A friend of mine recently asked me to share some of my experiences in making the transition from a biophysics Ph.D. student to data scientist. I realized there are probably a lot of people interested in making a similar transition who could benefit from my experience.
A year and a half before I finished my Ph.D. I starting wondering what my plan for keeping a roof over my head after graduation was. I had two main goals:
- Stay in the Bay Area.
- Never touch another pipette again as long as I live.
It was at this time that I decided data science was where I would focus my future efforts. While many companies are hiring quantitative science Ph.D.s I realized that if I wanted one of the best, most interesting data science jobs I was going to have to put in a lot of time learning and practicing. Below are the things that I found improved my skills the most.
Establish a data science portfolio
Have a personal website (e.g. frankcleary.com).
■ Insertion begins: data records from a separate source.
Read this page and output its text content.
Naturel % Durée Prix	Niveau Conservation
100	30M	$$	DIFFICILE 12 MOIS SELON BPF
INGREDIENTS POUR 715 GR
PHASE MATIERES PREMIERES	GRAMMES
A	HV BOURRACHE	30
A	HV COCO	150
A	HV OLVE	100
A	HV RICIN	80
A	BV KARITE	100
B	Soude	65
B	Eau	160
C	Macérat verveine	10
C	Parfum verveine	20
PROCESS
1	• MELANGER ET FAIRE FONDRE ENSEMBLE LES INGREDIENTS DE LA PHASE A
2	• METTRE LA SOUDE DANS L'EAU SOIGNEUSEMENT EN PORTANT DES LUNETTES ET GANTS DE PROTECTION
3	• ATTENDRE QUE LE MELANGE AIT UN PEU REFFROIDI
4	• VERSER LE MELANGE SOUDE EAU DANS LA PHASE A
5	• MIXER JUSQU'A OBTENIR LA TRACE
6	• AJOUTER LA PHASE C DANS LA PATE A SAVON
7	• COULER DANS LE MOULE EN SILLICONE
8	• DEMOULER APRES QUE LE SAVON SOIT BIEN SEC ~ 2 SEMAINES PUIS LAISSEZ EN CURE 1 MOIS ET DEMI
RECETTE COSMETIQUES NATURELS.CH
I learned a lot about the internet and using remote linux machines by building my personal website. It also helped give me motivation to work on other projects because I had a place to share them. My site now gets 10-20 users per day from searches, mostly landing on pages where I've posted tutorials.
Do data related projects in your spare time (and then post them on your website!). I've worked on a variety of fun side projects ranging from interactive D3.js graphs to tutorials on matrix decomposition that made be a better programmer and a better data scientist. Having these projects on your website also gives you a portfolio that will help you stand out by showing commitment to learning and (hopefully) skill.
Study books and videos to learn more about computer science and data science
Check out my recommended books page for the best books I've read.
Many great talks from conferences and meetups are available for free online. Besides searching directly on youtube, other sites like pyvideo.org have great video libraries. Take a look at my recommened videos for some of my favorites.
Take a free online class. I took Introduction to Databases with Prof. Jennifer Widom and Machine Learning with Prof. Andrew Ng. Both were engaging and cover essential knowledge for a data scientist that comes in handy when doing data science and when interviewing for data scientist jobs. Introduction to Databases was more polished and more rigorous.
Do an internship
- A summer internship is a great way to get first hand experience doing data science in industry. I did one the summer before I graduated and it was a very valuable. Look into career fairs on campus (how I found mine), job posting websites and company websites directly for opportunities.
Learn to use Git for version control
Git is great when writing software solo, and essential when working on team (which you will be in a job). The more you learn about Git the more efficient your code development process will be.
Create an account on GitHub and post your portfolio projects to it. Link to the account on your resume to make sure your projects are visible.